Back in the 1990s, there was a commercial for Pace Picante Sauce. It featured a group of good ol’ boy types sitting around a campfire, and for whatever reason, eating picante sauce.
A jar of Pace’s picante sauce runs out. The replacement jar is less than satisfactory because it isn’t Pace and, as it turned out, was made in New York City.
“New York City!” they exclaimed in disgust.
The moral of that story was Pace, the brand made in San Antonio, was superior to the one made in New York City because New York City — what do they know about food for the common folk?
There is something completely repulsive about some know-it-all guy from a big city like New York, Washington or Los Angeles telling us what is best for us.
Last November’s election was a rejection of this (despite a New York City real estate developer being the beneficiary).

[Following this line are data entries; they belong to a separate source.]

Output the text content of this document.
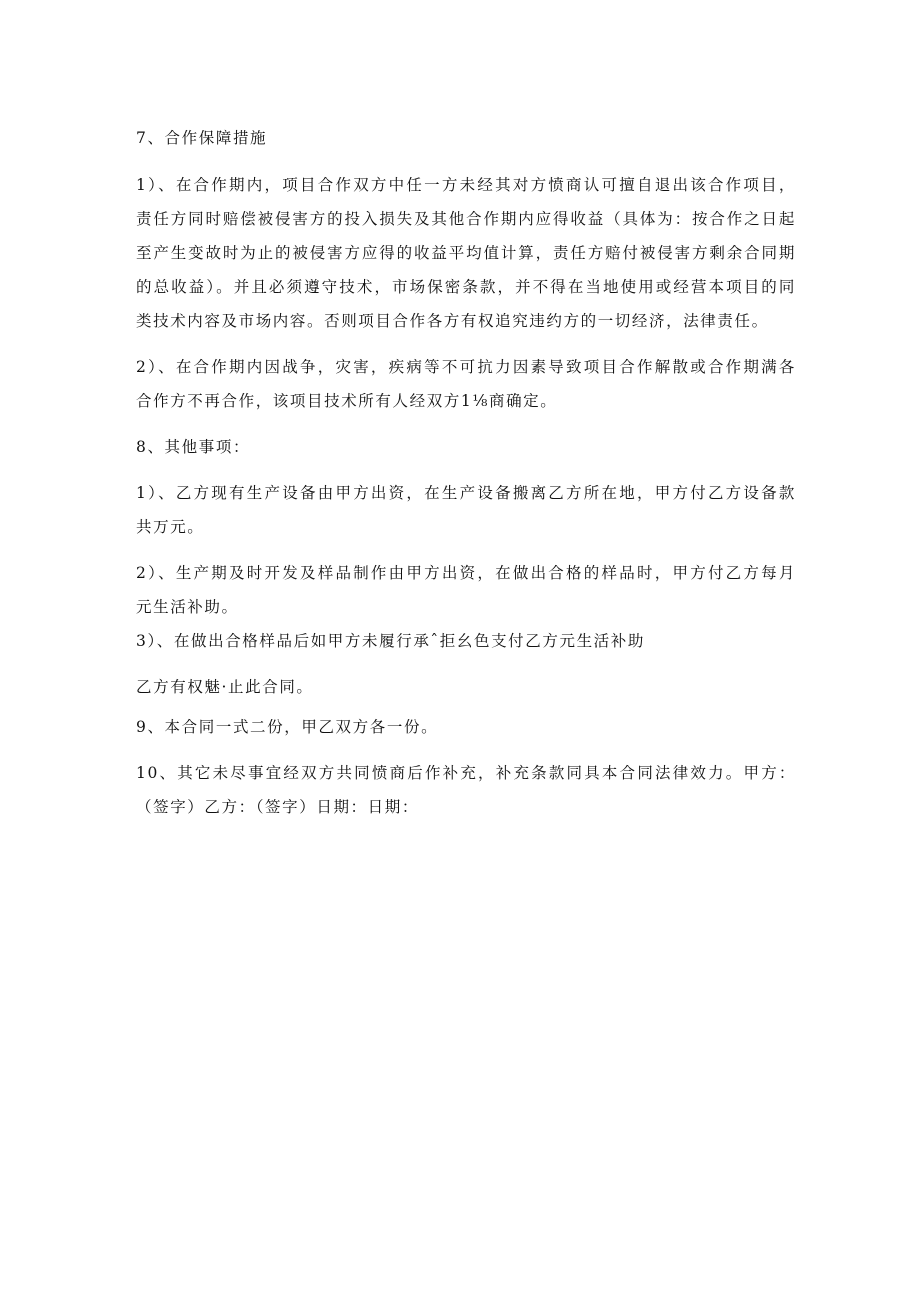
7、合作保障措施
1）、在合作期内，项目合作双方中任一方未经其对方愤商认可擅自退出该合作项目，
责任方同时赔偿被侵害方的投入损失及其他合作期内应得收益（具体为：按合作之日起
至产生变故时为止的被侵害方应得的收益平均值计算，责任方赔付被侵害方剩余合同期
的总收益）。并且必须遵守技术，市场保密条款，并不得在当地使用或经营本项目的同
类技术内容及市场内容。否则项目合作各方有权追究违约方的一切经济，法律责任。
2）、在合作期内因战争，灾害，疾病等不可抗力因素导致项目合作解散或合作期满各
合作方不再合作，该项目技术所有人经双方1⅛商确定。
8、其他事项：
1）、乙方现有生产设备由甲方出资，在生产设备搬离乙方所在地，甲方付乙方设备款
共万元。
2）、生产期及时开发及样品制作由甲方出资，在做出合格的样品时，甲方付乙方每月
元生活补助。
3）、在做出合格样品后如甲方未履行承ˆ拒幺色支付乙方元生活补助
乙方有权魅·止此合同。
9、本合同一式二份，甲乙双方各一份。
10、其它未尽事宜经双方共同愤商后作补充，补充条款同具本合同法律效力。甲方：
（签字）乙方：（签字）日期：日期：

No way — these self-appointed philosopher kings sipping on lattes in their artsy-fartsy metropolis hipster havens were not going to dictate to the rest of the country how we should run our lives, as ballots were cast for Donald Trump over Hillary Clinton.
It was a natural and perhaps justifiable reaction to a lot of the force-fed political correctness. And it’s not exclusively a political phenomenon.
Americans are told they must reject some historical symbols because they’re insensitive. Gender is no longer a physical attribute — it’s a state of mind. Being against illegal immigration is racist.
For all of this, Newton’s third law of physics seems to apply: For every action, there is an equal and opposite reaction.
It’s not that there’s just a rejection of these assertions from our fellow left-leaning mindless ne’er-do-wells populating our big cities. It’s a rejection of almost everything they do.
The idea is that the elites on Wall Street, in Hollywood and in Washington don’t get it.
Other than Pace Picante Sauce, there are other gimmicks that play off of this — such as the Farmers Only dating website and its slogan, “City folks just don’t get it.”
But at what point does it become anti-elitism elitism?
With all of this, we run the danger of rejecting everything just because it is born in places that dismiss flyover country’s way of life.
Granted, the elites in our society have more influence in day-to-day life because they control Hollywood, Washington, Wall Street and Madison Avenue.
Be on guard against making these judgments. It’s an easy trap to fall into.
“Well, if they don’t like it in Washington, it must be good for America.”
That might be true sometimes, but not always.
That’s the mentality that has created the caustic situation in American politics and culture.
One side thinks the stupid hicks in their little towns aren’t allowing the country to progress and another side thinks the city slickers and their moral depravity are what’s going to lead to the downfall of the America we grew up with.
And in this case, two wrongs make a right. In other words, both feel justified based on how the other side reacts to them.
If you find yourself on the dismissive side of the elite equation, maybe occasionally keep an open mind to what they have to say about any given topic and then be dismissive.
The problem with MSNBC’s “Morning Joe” and Wall Street Journal editorial types is they tend to think they are more learned than all the plebes in the hinterlands. They find the foreign policy Trump campaigned on to be naïve and simplistic.
In some ways, it was, given how Trump is running his foreign policy shop now. That’s something to keep in mind when they pontificate from their high-rise office buildings in Manhattan. Yeah, they’re scornful that many have views on foreign policy and vote based on that view.
It doesn’t mean that they have bad information.
When you completely shut out the elitist view from your consumption, it is to your detriment. That view might be wrong but it steers the direction our policymakers tend to go.
When you shut it out or dismiss it as nonsense, you’re no better than they are — at least when it comes to running the country. Wanting to tell a southerner how to bake a pecan pie or someone from Kansas how to plant a wheat crop — the academic’s take on that probably isn’t going to be as strong. (Perhaps you just listen out of politeness if you’re ever faced with those circumstances?)
Don’t fall into the trap of anti-elite elitism. It’s demagogued in our elections and a lot of that is the motivation behind the sewer-attack advertisements in our political campaigns, which for the most part are contrived by elites.
You’ll be better informed if you don’t.